Distributors are prohibited by law to offer electrical and electronic equipment that originates from producers (or their authorised representatives) who are not correctly registered. If they nevertheless offer these electrical and electronic equipment, they are considered producers and are therefore subject to the corresponding producer obligations.

Since 1 July 2023 on, operators of electronic marketplaces as well as fulfilment service providers must verify the existence of correct registration in advance (Section 45 paragraph 1 number 4a respectively number 4b ElektroG). Otherwise they are not allowed to enable offers or the provision of electrical and electronic equipment on the electronic marketplace or rather take over their fulfilment services for them. Regulatory offences against this can also be sanctioned with a fine of up to EUR 100,000 per infringement.

In order to ensure a transparent, self-controlling market, the register of registered producers and authorised representatives is published on the Internet, is accessible free of charge at all times, is daily updated by the stiftung ear and can also be retrieved fully automatically via IT interface. In addition, every producer must clearly show its registration number during the offer of electrical and electronic equipment and on invoices.

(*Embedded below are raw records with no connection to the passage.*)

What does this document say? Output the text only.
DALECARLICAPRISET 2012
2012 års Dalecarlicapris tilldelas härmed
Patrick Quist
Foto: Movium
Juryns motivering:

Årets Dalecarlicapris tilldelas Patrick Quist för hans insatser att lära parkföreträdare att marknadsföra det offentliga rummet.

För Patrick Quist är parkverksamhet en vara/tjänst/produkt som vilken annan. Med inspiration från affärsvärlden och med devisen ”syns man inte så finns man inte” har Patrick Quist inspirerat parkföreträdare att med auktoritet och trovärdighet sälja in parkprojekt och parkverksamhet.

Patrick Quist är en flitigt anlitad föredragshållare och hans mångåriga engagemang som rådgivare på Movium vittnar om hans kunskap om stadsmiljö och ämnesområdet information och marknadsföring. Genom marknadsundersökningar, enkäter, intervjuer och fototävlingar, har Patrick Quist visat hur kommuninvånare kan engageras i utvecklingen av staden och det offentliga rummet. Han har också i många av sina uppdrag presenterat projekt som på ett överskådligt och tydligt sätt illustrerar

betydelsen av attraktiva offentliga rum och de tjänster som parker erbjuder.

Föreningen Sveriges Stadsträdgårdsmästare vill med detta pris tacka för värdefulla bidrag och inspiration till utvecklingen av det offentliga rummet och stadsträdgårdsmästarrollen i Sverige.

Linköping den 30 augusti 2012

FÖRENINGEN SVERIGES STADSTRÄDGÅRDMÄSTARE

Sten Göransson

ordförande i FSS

Further details, in particular concerning the scope of ElektroG, are available online at stiftung ear. You can create a free dynamic bookmark which ensures that you are notified of any changes on the stiftung ear website in a timely manner.

UBA acts as Board of Appeal

Since July 2007, the German Environment Agency has acted as a board of appeal for decisions contesting administrative acts of the stiftung ear. The producer may file an appeal with either stiftung ear or the German Environment Agency. Administrative appeal proceedings against most of the official acts of the stiftung ear have been admitted by 24 October 2015. The exception to this regulation is an appeal against pick-up and pre-position orders (Section 44 Para 1 ElektroG), in which case the appeal must be lodged with the administrative court.